Nous sommes tous poussés vers le même endroit

Notre sort à tous est agité dans l'urne ; tôt ou tard Il en sortira pour nous faire monter dans la barque de Caron

Vers la mort éternelle

[Horace, Odes , II, 3, 25]


Et par conséquent, si elle nous fait peur, c'est un sujet de tourment continuel, qu'on ne peut soulager d'aucune façon. Il n'est pas d'endroit où elle ne puisse nous rejoindre. Nous pouvons tourner la tête sans cesse d'un côté et de l'autre, comme en pays suspect : « c'est le rocher qui est toujours suspendu sur la tête de Tantale » [...]

Je suis né entre onze heures et midi, le dernier jour de février mille cinq cent trente-trois (comme nous comptons maintenant, en commençant l'année en janvier). Il n'y a que quinze jours tout juste que j'ai dépassé les trente-neuf ans. Et il m'en faut pour le moins encore autant... Ce serait de la folie que de s'embarrasser dès maintenant en pensant à des choses aussi éloignées. Mais quoi ! Les jeunes et les vieux abandonnent la vie de la même façon. Nul n'en sort autrement que s'il venait d'y entrer à l'instant. Ajoutez à cela qu'il n'est pas un homme, si décrépit soit-il, qui ne pense avoir encore vingt ans devant lui, tant qu'il n'a pas atteint l'âge de Mathusalem ! Et de plus, pauvre fou que tu es, qui t'a fixé le terme de ta vie ? Tu te fondes sur ce que disent les médecins. Regarde plutôt la réalité et l'expérience. Les choses étant ce qu'elles sont, c'est déjà une chance extraordinaire que tu sois en vie.
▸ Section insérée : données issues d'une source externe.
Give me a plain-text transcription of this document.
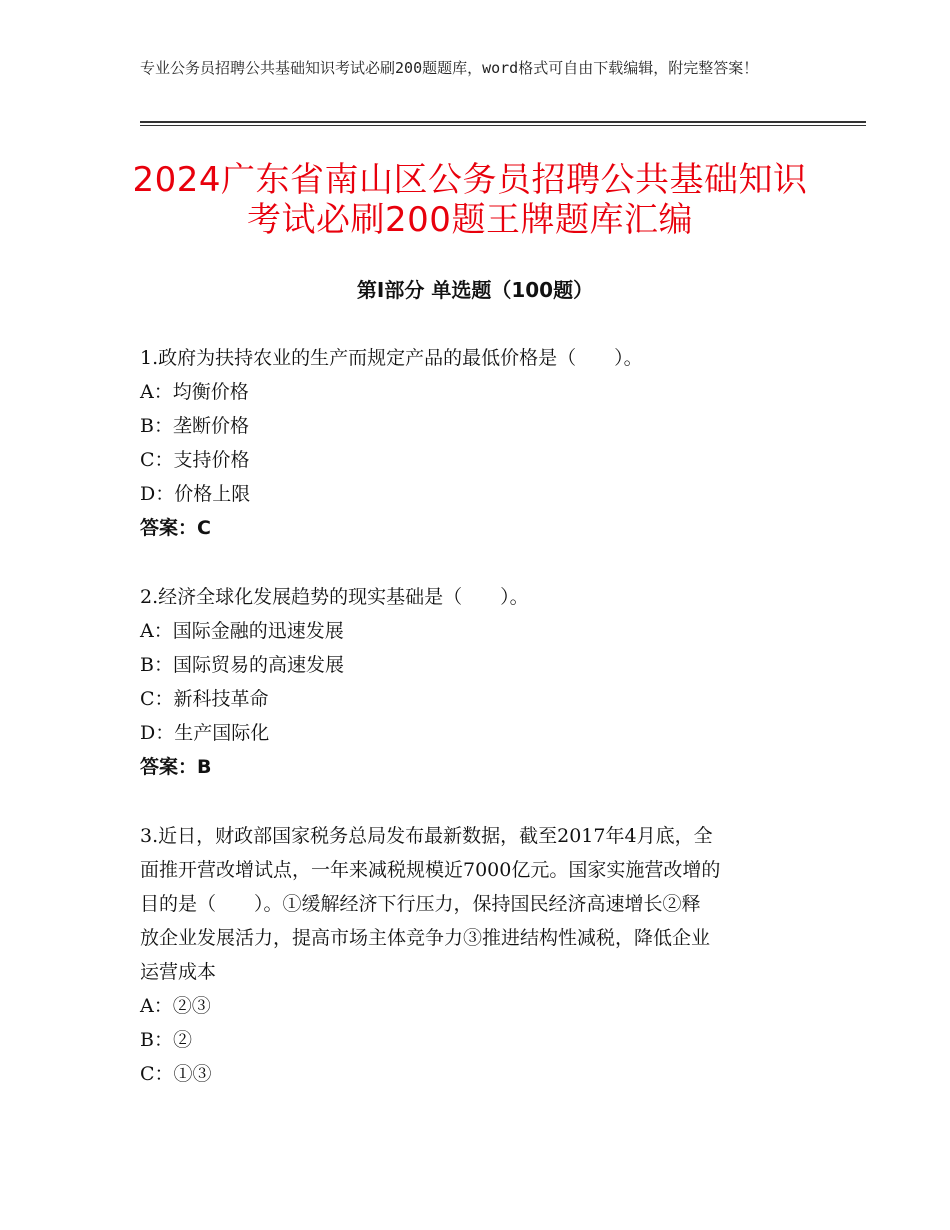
专业公务员招聘公共基础知识考试必刷200题题库，word格式可自由下载编辑，附完整答案！
2024广东省南山区公务员招聘公共基础知识
考试必刷200题王牌题库汇编
第Ⅰ部分 单选题（100题）
1.政府为扶持农业的生产而规定产品的最低价格是（　　）。
A：均衡价格
B：垄断价格
C：支持价格
D：价格上限
答案：C
2.经济全球化发展趋势的现实基础是（　　）。
A：国际金融的迅速发展
B：国际贸易的高速发展
C：新科技革命
D：生产国际化
答案：B
3.近日，财政部国家税务总局发布最新数据，截至2017年4月底，全
面推开营改增试点，一年来减税规模近7000亿元。国家实施营改增的
目的是（　　）。①缓解经济下行压力，保持国民经济高速增长②释
放企业发展活力，提高市场主体竞争力③推进结构性减税，降低企业
运营成本
A：②③
B：②
C：①③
Combien la mort a-t-elle de façons de nous surprendre ?

Contre le danger à éviter

Jamais on ne se garde suffisamment à toute heure.

[Horace, Odes, II, 13]


[...] Qu'importe, me direz-vous, la façon dont cela se fera, du moment qu'on ne s'en soucie pas. Je suis de cet avis ; et quelle que soit la façon dont on puisse se mettre à l'abri de ses coups, fût-ce en prenant l'apparence d'un veau, je ne suis pas homme à reculer. Car il me suffit de passer mes jours à mon aise, et le meilleur jeu que je puisse me donner, je le prends, si peu glorieux et si peu exemplaire que je vous semble [...]

Mais c'est une folie que de penser y parvenir par là. Les gens vont et viennent, courent, dansent, et de la mort – nulle nouvelle. Tout cela est beau. Mais quand elle arrive, pour eux ou pour leurs femmes, leurs enfants, leurs amis, les prenant à l'improviste et sans défense, quels tourments ! Quels cris ! Quelle rage et quel désespoir les accablent ! Avez-vous jamais vu quelqu'un d'aussi humilié, d'aussi changé, de si confus ? Il faut se préparer à cela bien plus tôt. Car pour une telle insouciance, qui est proprement celle des bêtes, si toutefois elle pouvait s'installer dans la tête d'un homme sensé, ce qui me semble tout à fait impossible, le prix à payer serait bien trop élevé [...].

Apprenons à soutenir de pied ferme cet ennemi et à le combattre. Et pour commencer, pour lui enlever son plus grand avantage contre nous, prenons une voie tout à fait contraire à celle que l'on prend couramment : ôtons-lui son étrangeté, pratiquons-le, accoutumons-nous à lui, n'ayons rien d'aussi souvent en tête que la mort : à chaque instant, que notre imagination se la représente, et mettons-la sur tous les visages. Quand un cheval fait un écart, quand une tuile tombe d'un toit, à la moindre piqûre d'épingle, répétons-nous : « Eh bien ! Et si c'était la mort elle-même ? » et là-dessus, raidissons-nous, faisons un effort sur nous-même.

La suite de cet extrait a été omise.